What we should see in practice then?
For example with by 50ohm shorted BNC channel input at 1mV range (at a specific sample rate and BW).
What AC.RMS (or standard deviation or peak-peak) is to expect with 8bit and 12bit scopes?
Or what 12bit/8bit ratio of the noise should we see?
So far - based on the videos - I do not see the ratio to be really 12bit/8bit..
PS: for example my borrowed 20y old DS1062CA shows 440uVpp noise terminated with 50ohm (1mV range, BWlimit ON, 100ms/div)..
This is something that was explained in 12 bit Siglent postings but somehow gets forgotten when discussed here..
Firstly, there is input referred noise of input amplifiers (analog front end). Analog noise is connected to BW. More BW more noise.
Then there is ADC noise that is also partly analog noise (input buffers) and quantization noise (noise introduced while digitizing). Quantization noise will be related to ENOB (effective number of bits).
You can have 8 Bit scope with lover noise than 12 bit scope, at low ranges, for instance if you pair very low noise front to very high ENOB (for a 8 bit) ADC compared to high noise front end connected to 12 bit ADC with not so stellar ENOB.
ENOB is always less than architectural resolution. Here it is that good 8 bitters will have 7.5 Bit ENOB, but good 12 bitters will have 10-10.5 bits.
And here comes the interesting part. Noise is about lover part of signal. Hence term of noise floor. Basically, noise floor is a measure what smallest signal we can measure reliably at current RANGE of vertical sensitivity.
At large V/div, where analog front end contributes little noise, noise will be dominated by quantization noise of ADC and basically equal to it's ENOB. As you go more sensitive, front end will contribute more to noise, to the point of it being dominant source of noise...
At 1mV/div (or less) there won't be 4X noise floor difference between 8 and 12 Bit that ADC ENOB difference would suggest.
So for measuring very low signals, preamp quality comes first.
What 12 bit gives you is not ultimate low noise at low end (that is function of preamp) but dynamic range (that is how ADC are calling it anyways). If for instance , in FFT, 8 bit scope can measure 1mv signal clearly at 100mV/div, a 12 bit scope can do the same at say 400mV/div.
That means that at the same time, on same screen 8 bit scope can show both 1 mV and 390mV peak, but a 12 bit one will be able to show 1mV and 1,58V signal at the same time.

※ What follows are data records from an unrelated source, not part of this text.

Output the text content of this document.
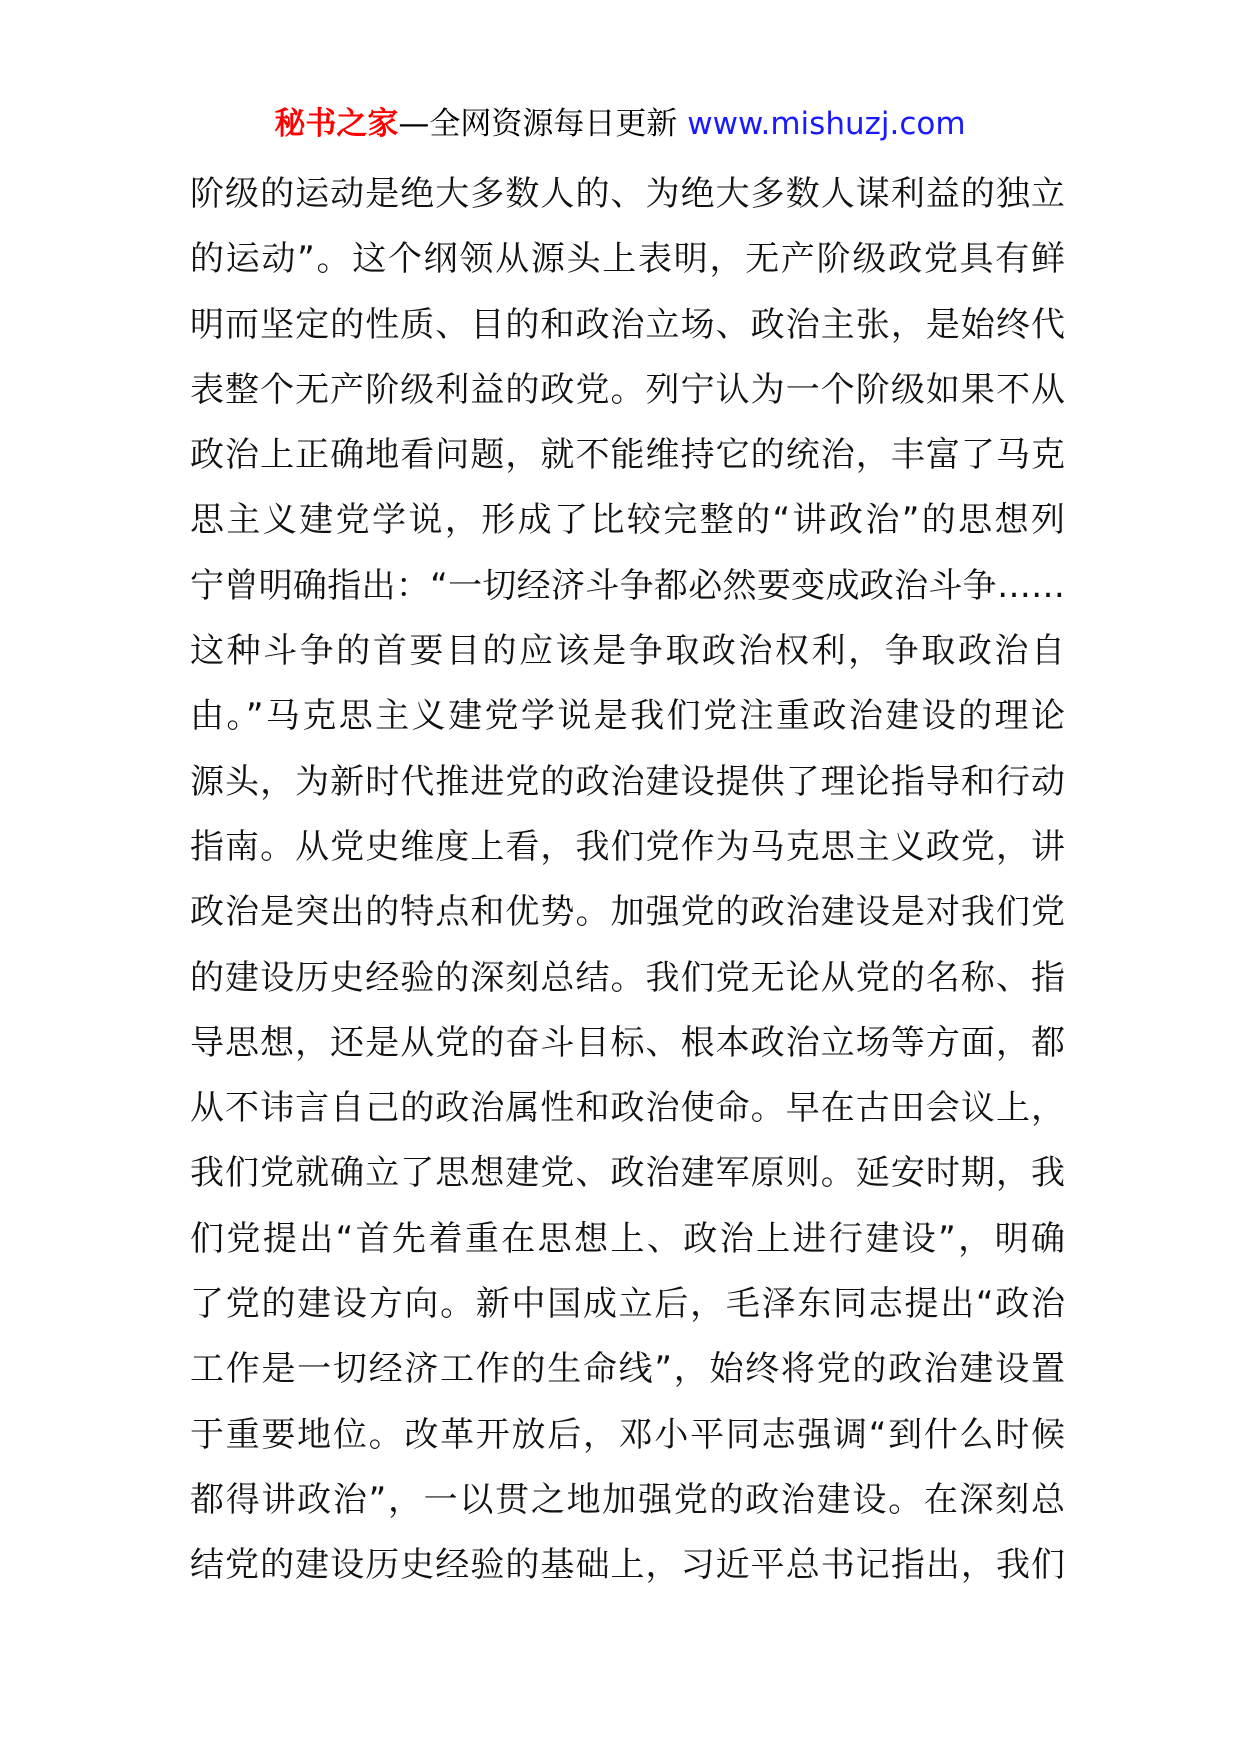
秘书之家—全网资源每日更新 www.mishuzj.com
阶级的运动是绝大多数人的、为绝大多数人谋利益的独立
的运动”。这个纲领从源头上表明，无产阶级政党具有鲜
明而坚定的性质、目的和政治立场、政治主张，是始终代
表整个无产阶级利益的政党。列宁认为一个阶级如果不从
政治上正确地看问题，就不能维持它的统治，丰富了马克
思主义建党学说，形成了比较完整的“讲政治”的思想列
宁曾明确指出：“一切经济斗争都必然要变成政治斗争……
这种斗争的首要目的应该是争取政治权利，争取政治自
由。”马克思主义建党学说是我们党注重政治建设的理论
源头，为新时代推进党的政治建设提供了理论指导和行动
指南。从党史维度上看，我们党作为马克思主义政党，讲
政治是突出的特点和优势。加强党的政治建设是对我们党
的建设历史经验的深刻总结。我们党无论从党的名称、指
导思想，还是从党的奋斗目标、根本政治立场等方面，都
从不讳言自己的政治属性和政治使命。早在古田会议上，
我们党就确立了思想建党、政治建军原则。延安时期，我
们党提出“首先着重在思想上、政治上进行建设”，明确
了党的建设方向。新中国成立后，毛泽东同志提出“政治
工作是一切经济工作的生命线”，始终将党的政治建设置
于重要地位。改革开放后，邓小平同志强调“到什么时候
都得讲政治”，一以贯之地加强党的政治建设。在深刻总
结党的建设历史经验的基础上，习近平总书记指出，我们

But that is FFT, frequency domain look.
In time domain, waveform display standard scope mode with 12 bitter (compared to good low noise 8 bitter) you will see same trace at high V/div, a nicer thinner trace in some intermediate ranges and increasingly same thickness of traces as you go to sensitive ranges (where preamps noise dominates), provided similar preamps.